CRII: OAC: Deploy-First and Elastic Data Transfer Optimizations for High-Performance Networks

Scientific applications generate massive volumes of data through extensive simulations and physical experiments, requiring efficient transfer across globally distributed High-Performance-Computing clusters for further processing and collaborative research. These transfers support diverse scientific endeavors, including computational simulations and machine learning modeling.

While high-speed networks manage this rapid data growth, current data transfer tools often fail to fully utilize these resources or focus excessively on network utilization using simplified architectures for quick convergence. These approaches frequently result in significant overhead on end systems and fairness issues. This project introduces a novel elastic design that maximizes unused resources without disrupting existing network and computing processes.

It also adapts to the dynamic and evolving nature of computing clusters, where storage or network access patterns may shift unexpectedly.

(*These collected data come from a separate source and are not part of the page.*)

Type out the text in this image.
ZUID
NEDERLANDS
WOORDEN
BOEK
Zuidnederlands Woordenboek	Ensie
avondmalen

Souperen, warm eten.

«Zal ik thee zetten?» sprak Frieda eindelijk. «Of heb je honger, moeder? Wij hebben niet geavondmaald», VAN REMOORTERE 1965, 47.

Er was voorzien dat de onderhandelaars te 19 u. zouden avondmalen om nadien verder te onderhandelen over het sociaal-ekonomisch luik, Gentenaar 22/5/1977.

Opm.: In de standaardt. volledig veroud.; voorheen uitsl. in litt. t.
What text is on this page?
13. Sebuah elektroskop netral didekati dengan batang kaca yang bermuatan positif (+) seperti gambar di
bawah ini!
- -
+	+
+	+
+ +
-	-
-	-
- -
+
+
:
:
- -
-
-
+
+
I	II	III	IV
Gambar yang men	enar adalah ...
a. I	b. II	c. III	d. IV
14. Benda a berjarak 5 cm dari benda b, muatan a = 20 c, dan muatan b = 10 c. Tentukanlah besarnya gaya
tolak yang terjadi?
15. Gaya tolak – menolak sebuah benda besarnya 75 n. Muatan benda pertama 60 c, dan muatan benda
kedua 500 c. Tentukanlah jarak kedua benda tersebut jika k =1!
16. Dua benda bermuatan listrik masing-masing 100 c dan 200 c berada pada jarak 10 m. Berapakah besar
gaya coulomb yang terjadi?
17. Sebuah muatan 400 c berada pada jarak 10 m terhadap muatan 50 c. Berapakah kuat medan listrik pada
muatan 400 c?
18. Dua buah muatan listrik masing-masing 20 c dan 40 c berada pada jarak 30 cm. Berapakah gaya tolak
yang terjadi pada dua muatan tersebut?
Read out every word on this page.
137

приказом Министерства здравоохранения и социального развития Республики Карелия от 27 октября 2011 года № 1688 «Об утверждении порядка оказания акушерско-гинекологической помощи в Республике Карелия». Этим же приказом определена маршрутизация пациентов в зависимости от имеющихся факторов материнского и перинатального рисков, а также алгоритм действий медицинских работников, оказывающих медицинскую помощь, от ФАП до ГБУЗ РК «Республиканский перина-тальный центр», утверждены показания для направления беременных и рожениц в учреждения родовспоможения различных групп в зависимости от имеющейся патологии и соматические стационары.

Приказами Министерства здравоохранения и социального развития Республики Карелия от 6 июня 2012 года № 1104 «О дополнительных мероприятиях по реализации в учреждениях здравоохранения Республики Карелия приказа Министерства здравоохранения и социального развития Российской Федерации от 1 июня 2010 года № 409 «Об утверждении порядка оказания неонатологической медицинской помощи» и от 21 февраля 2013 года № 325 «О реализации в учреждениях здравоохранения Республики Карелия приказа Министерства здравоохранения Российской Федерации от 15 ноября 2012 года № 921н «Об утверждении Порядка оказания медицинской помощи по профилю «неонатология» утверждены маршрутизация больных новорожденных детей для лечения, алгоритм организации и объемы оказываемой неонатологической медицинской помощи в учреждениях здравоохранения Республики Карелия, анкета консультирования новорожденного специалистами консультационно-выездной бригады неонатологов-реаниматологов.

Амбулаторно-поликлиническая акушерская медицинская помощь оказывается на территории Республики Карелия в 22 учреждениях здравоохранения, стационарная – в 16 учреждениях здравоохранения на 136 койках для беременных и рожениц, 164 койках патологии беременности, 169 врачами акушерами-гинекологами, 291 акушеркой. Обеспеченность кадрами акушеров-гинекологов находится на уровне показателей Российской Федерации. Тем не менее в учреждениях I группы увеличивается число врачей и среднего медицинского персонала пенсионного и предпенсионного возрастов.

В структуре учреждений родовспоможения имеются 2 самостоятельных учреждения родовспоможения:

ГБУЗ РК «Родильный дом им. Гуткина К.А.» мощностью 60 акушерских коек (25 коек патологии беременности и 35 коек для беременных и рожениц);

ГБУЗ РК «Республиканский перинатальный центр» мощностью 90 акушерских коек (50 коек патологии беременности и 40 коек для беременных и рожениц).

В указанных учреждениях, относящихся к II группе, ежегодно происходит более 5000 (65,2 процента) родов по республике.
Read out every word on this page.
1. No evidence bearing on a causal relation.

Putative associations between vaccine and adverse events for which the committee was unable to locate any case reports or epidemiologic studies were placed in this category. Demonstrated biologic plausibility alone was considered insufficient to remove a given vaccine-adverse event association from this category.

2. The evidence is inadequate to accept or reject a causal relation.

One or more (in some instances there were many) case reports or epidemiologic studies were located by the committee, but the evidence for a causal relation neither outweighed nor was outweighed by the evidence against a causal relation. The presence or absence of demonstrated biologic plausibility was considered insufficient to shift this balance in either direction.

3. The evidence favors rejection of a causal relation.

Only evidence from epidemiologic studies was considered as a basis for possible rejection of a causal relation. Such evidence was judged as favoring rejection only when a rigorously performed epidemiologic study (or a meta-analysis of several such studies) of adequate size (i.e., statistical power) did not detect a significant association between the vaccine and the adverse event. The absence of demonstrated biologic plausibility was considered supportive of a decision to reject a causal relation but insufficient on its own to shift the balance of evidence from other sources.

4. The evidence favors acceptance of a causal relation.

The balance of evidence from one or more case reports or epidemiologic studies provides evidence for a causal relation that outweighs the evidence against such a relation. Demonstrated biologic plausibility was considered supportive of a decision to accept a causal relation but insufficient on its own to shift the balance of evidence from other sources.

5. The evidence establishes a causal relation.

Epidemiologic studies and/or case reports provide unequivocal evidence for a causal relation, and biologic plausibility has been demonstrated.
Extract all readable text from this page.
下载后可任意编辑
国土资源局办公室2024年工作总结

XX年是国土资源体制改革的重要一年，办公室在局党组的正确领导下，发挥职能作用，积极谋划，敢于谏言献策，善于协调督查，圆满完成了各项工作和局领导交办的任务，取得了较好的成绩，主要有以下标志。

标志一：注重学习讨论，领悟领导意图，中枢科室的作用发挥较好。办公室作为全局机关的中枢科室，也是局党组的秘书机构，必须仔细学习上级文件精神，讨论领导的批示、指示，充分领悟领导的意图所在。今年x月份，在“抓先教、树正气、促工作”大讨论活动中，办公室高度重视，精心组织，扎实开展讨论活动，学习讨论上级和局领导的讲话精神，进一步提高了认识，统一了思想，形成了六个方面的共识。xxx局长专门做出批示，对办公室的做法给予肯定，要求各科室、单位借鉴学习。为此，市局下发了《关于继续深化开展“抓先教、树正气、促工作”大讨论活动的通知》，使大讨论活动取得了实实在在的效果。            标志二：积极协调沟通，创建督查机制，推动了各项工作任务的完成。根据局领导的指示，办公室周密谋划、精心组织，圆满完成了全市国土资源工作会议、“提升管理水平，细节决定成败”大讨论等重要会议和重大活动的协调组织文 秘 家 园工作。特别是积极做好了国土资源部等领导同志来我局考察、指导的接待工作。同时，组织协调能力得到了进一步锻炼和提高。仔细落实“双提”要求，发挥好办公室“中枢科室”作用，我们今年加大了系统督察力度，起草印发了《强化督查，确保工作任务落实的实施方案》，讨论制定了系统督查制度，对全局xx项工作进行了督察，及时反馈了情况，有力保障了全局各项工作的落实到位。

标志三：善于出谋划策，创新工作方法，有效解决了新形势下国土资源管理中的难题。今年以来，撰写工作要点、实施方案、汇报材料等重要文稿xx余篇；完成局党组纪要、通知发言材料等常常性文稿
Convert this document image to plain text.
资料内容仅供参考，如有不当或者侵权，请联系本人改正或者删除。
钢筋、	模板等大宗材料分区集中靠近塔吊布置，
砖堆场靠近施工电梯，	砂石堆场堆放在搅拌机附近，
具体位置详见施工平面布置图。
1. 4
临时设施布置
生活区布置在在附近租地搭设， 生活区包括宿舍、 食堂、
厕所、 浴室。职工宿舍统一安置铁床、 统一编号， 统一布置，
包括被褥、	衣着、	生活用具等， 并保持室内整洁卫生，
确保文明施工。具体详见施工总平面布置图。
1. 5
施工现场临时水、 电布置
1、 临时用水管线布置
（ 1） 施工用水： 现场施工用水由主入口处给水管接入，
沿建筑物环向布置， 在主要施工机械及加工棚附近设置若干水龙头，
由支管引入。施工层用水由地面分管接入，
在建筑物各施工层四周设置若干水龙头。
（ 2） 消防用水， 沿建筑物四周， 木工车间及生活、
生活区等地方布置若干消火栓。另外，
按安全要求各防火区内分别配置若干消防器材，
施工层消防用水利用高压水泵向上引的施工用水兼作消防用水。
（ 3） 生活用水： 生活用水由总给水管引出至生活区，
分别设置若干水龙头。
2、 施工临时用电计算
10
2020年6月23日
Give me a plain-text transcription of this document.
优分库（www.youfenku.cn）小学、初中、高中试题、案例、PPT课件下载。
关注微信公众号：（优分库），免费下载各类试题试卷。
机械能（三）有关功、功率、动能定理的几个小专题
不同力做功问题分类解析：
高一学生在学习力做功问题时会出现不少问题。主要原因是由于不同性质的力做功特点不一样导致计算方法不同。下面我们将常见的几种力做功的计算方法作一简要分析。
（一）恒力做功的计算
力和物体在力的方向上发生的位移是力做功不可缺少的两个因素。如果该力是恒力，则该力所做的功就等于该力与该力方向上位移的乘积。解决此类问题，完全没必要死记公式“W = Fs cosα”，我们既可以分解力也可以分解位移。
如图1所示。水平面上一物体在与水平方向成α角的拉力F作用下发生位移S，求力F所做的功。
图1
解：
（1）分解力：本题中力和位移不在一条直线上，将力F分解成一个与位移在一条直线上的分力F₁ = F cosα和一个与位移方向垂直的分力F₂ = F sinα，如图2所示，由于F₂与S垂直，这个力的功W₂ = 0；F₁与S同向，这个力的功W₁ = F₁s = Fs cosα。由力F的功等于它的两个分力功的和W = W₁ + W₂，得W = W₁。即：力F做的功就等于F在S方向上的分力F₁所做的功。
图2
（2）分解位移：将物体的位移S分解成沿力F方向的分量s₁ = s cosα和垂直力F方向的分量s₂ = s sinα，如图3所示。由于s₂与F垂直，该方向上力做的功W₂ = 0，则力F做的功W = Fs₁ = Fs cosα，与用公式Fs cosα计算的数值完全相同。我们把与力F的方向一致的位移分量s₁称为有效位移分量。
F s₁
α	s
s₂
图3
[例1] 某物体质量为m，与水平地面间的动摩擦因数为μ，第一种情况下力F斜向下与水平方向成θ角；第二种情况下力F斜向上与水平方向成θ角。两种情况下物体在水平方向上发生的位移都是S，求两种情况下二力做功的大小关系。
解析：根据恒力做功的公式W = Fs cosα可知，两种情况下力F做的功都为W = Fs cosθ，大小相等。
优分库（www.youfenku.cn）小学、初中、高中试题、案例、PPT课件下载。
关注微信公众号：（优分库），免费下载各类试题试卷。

The project integrates advanced optimization algorithms that continually adapt to environmental variability, leveraging a comprehensive monitoring framework to capture real-time system dynamics and balance multiple objectives while tuning various transfer parameters. This project makes three key contributions: (i) it implements a robust monitoring framework to enhance system visibility, enabling global optimization and fair resource allocation; (ii) it uses the collected metrics to develop a simulator that replicates complex storage and networking dynamics, supporting offline and model-based training of generalized reinforcement learning agents; and (iii) it deploys pre-trained policies in production networks, continuously refining them to adapt to specific and evolving environments.

This award reflects NSF's statutory mission and has been deemed worthy of support through evaluation using the Foundation's intellectual merit and broader impacts review criteria.